(after stating the facts). The amount sued for is admitted by the pleadings to be due and unpaid, and the judgment therefor will be affirmed.
We think, however, the court erred in dismissing the so-called interplea and in ordering the property in the hands of the sheriff to be sold and the proceeds to be applied to the satisfaction of the judgment. It will be noted that no evidence was introduced, and that judgment was rendered on the pleadings. It is insisted by counsel for appellee that the answer copied in our statement of facts is the separate answer of H. M. Hoffman. It does not so appear on its face; but, conceding it to be so, the pleading filed by the receiver was not an interplea but an answer.
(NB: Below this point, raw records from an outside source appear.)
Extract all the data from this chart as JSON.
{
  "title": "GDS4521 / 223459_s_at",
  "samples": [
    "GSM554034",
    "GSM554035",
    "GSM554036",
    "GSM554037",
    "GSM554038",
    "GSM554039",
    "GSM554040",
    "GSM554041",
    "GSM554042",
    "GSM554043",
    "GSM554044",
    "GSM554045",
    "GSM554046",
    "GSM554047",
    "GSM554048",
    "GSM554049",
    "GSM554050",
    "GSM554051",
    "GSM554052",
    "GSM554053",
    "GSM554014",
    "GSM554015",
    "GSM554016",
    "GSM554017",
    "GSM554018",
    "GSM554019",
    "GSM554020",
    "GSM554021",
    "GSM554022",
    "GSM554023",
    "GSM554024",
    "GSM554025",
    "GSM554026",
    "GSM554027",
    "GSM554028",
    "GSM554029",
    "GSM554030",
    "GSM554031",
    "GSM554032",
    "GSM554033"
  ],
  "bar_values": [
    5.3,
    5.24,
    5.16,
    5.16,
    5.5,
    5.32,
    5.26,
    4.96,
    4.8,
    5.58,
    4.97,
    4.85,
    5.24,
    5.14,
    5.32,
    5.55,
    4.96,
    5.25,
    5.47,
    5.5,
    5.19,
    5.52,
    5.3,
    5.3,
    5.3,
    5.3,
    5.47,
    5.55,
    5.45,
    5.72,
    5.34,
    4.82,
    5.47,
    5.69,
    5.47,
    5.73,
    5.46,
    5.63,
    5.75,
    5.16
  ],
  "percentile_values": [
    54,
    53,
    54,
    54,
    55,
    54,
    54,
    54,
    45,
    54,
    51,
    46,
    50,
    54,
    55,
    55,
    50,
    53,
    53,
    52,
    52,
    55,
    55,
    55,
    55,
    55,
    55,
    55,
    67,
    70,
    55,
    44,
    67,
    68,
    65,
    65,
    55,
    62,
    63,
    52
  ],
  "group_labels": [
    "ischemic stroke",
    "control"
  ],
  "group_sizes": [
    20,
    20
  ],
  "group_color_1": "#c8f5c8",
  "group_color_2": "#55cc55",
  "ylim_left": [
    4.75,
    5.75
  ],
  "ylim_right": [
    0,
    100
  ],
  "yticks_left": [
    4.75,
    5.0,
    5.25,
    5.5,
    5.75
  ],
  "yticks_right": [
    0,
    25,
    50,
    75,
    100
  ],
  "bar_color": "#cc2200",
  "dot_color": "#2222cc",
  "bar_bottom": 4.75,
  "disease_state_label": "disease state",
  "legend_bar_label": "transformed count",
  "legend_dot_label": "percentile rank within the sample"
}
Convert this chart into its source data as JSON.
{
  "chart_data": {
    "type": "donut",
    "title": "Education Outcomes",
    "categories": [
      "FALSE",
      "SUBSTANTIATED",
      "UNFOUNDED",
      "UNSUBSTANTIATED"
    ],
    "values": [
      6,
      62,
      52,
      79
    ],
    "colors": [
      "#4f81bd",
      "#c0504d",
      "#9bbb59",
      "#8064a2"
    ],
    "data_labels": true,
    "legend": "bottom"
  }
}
He was allowed to become a party to the suit, and the action of the court in-so doing was to substitute him as defendant in the place of Hoffman Investment Company. 5 Pomeroy’s Equity Jurisprudence (3 ed.) § 192. See also Buchanan v. Hicks, 98 Ark. 370.
Therefore the pleading filed by him was an answer. In it he alleges that the property was purchased by H. M. Hoffman, and was by -him sold to the Hoffman Investment Company. He denied that the property was in the hands of the original vendee when the specific attachment was sued out and levied on the property in question. This presented an issue of fact calling for the production of proof.
In construing our statute which gives the vendor a specific attachment for the purchase money, where the property is in the hands of the vendee, the court said: “As the statute expressly applies only to property remaining in possession of the vendee, it can not imply a right on the part of the plaintiff to follow the property in the hands of one who in good faith acquired from the vendee the possession and ownership.” Bridgeford v. Adams, 45 Ark. 136.
We think the answer of the receiver was sufficient to raise an issue upon this question, and to -put the plaintiff upon proof.
The judgment will be reversed, and the cause remanded for a new trial.